Friday, April 30, 2010

My new heater construction

Now that it works, I should mention the changes to my heater, compared to the RepRap standard design. (See RepRap.org for the standard.)

Instead of the brass bolt for a barrel, I use a welding tip. It already has a 0.6mm hole at the tip, and it's easy to drill a 3mm or 1/8" hole at the top in a drill press. The smooth outer surface makes for good heat transfer from the nichrome wire.

I had several kinds of trouble threading it into the PTFE thermal barrier. First, I used a tap set to thread the PTFE, which created a good thread, but it expanded the hole above the brass, so that the melted plastic would expand too much, and be too wide to pull out, and too thick to push in. For my second try, I cut slots across the threads of a throwaway tip, and used that like a tap. It worked, but the threads were lower quality. The motor pushed the tip out of the PTFE threads.

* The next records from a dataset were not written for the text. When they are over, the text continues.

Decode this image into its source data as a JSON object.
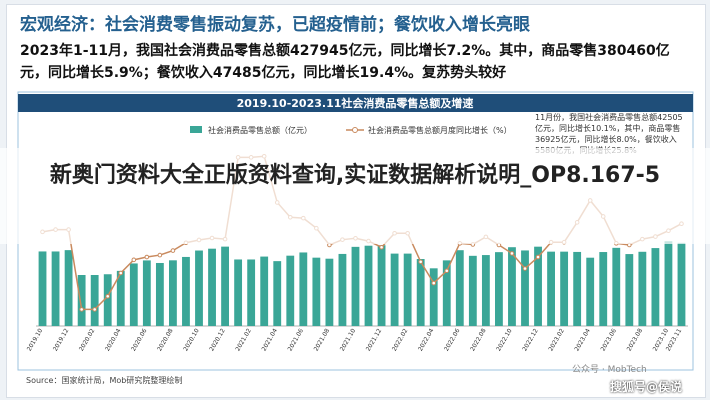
{
  "header": {
    "title": "宏观经济：社会消费零售振动复苏，已超疫情前；餐饮收入增长亮眼",
    "paragraph": "2023年1-11月，我国社会消费品零售总额427945亿元，同比增长7.2%。其中，商品零售380460亿元，同比增长5.9%；餐饮收入47485亿元，同比增长19.4%。复苏势头较好"
  },
  "chart_data": {
    "type": "bar-line",
    "title": "2019.10-2023.11社会消费品零售总额及增速",
    "annotation": "11月份，我国社会消费品零售总额42505亿元，同比增长10.1%，其中，商品零售36925亿元，同比增长8.0%，餐饮收入5580亿元，同比增长25.8%",
    "categories": [
      "2019.10",
      null,
      "2019.12",
      null,
      "2020.02",
      null,
      "2020.04",
      null,
      "2020.06",
      null,
      "2020.08",
      null,
      "2020.10",
      null,
      "2020.12",
      null,
      "2021.02",
      null,
      "2021.04",
      null,
      "2021.06",
      null,
      "2021.08",
      null,
      "2021.10",
      null,
      "2021.12",
      null,
      "2022.02",
      null,
      "2022.04",
      null,
      "2022.06",
      null,
      "2022.08",
      null,
      "2022.10",
      null,
      "2022.12",
      null,
      "2023.02",
      null,
      "2023.04",
      null,
      "2023.06",
      null,
      "2023.08",
      null,
      "2023.10",
      "2023.11"
    ],
    "series": [
      {
        "name": "社会消费品零售总额（亿元）",
        "color": "#3aa697",
        "values": [
          38104,
          38094,
          38777,
          26065,
          26065,
          26450,
          28178,
          31973,
          33526,
          32203,
          33571,
          35295,
          38576,
          39514,
          40566,
          34000,
          34000,
          35484,
          33153,
          35945,
          37586,
          34925,
          34395,
          36833,
          40454,
          41043,
          41269,
          37000,
          37000,
          34233,
          29483,
          33547,
          38742,
          35870,
          36258,
          37745,
          40271,
          38615,
          40542,
          38000,
          38000,
          37855,
          34910,
          37803,
          39951,
          36761,
          37933,
          39826,
          43333,
          42505
        ]
      },
      {
        "name": "社会消费品零售总额月度同比增长（%）",
        "color": "#c98a5e",
        "axis": "y2",
        "values": [
          7.2,
          8.0,
          8.0,
          -20.5,
          -20.5,
          -15.8,
          -7.5,
          -2.8,
          -1.8,
          -1.1,
          0.5,
          3.3,
          4.3,
          5.0,
          4.6,
          33.8,
          33.8,
          34.2,
          17.7,
          12.4,
          12.1,
          8.5,
          2.5,
          4.4,
          4.9,
          3.9,
          1.7,
          6.7,
          6.7,
          -3.5,
          -11.1,
          -6.7,
          3.1,
          2.7,
          5.4,
          2.5,
          -0.5,
          -5.9,
          -1.8,
          3.5,
          3.5,
          10.6,
          18.4,
          12.7,
          3.1,
          2.5,
          4.6,
          5.5,
          7.6,
          10.1
        ]
      }
    ],
    "ylim": [
      0,
      46000
    ],
    "y2lim": [
      -25,
      40
    ],
    "grid": false,
    "source": "Source：国家统计局，Mob研究院整理绘制"
  },
  "banner": "新奥门资料大全正版资料查询,实证数据解析说明_OP8.167-5",
  "watermark": [
    "公众号 · MobTech",
    "搜狐号@侯说"
  ]
}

My third try worked. I use a nut and fender washer to secure the tip. Then I hollowed out the PTFE in the shape of the nut, to keep it centered on the hole. Drill 3 small holes in the fender washer for 1/8" bolts that connect to the acrylic extruder frame.

The tip can be easily swapped for another, such as when I had to replace the tape with Kapton.

Thursday, April 29, 2010

A bit of success!


Printed my first object! Still have some fine tuning to do, but it prints. :) It was just a simple cube, but it came out nice. I did have to baby-sit the machine, though.

Sunday, April 25, 2010

Progress

I raised the temperature to 240C, and promptly fried the insulator tape I was using. ("Rescue Tape" is not good above about 220C) I had initially tried "Rescue Tape," a silicon-based tape I found at a local store to keep the nichrome heater from shorting to anything, and it worked well at 200C. But at 240C, it would try to shrink too much, and ended up splitting down the side, exposing the nichrome. So I gave up on that, and ordered some Kapton online, like I should have done initially.

So, a week later it arrives, and I rebuild the heater. Now it goes all the way to 240C, and the ABS starts flowing like honey in a squeeze bottle. Now it extrudes quite well, in fact, faster than the X axis can move. So I just need to fine-tune the variables, and start printing...

Thursday, April 15, 2010

always test your wiring

So I fix the heater barrel, which involved re-doing the heater element. I test resistance across the heater element, (8 ohms) and across the thermistor. Then I assemble everything and hook it to the controller. When I add power, the heater LED lights up even when the heater is off! :(
Turns out I have a short between a heater wire and the thermisor wire. Didn't test for that. Doh!

Sunday, April 11, 2010

Uh Oh


Well, it grips now. I pushed a bit of rubber between the bearing's post and the acrylic frame, and loosened the nut. Now it grips quite well, and doesn't get stuck on the teeth, like it did when too tight. Only problem is, it pushed the extruder heater barrel right out of the PTFE insulator. So.. on to the next problem.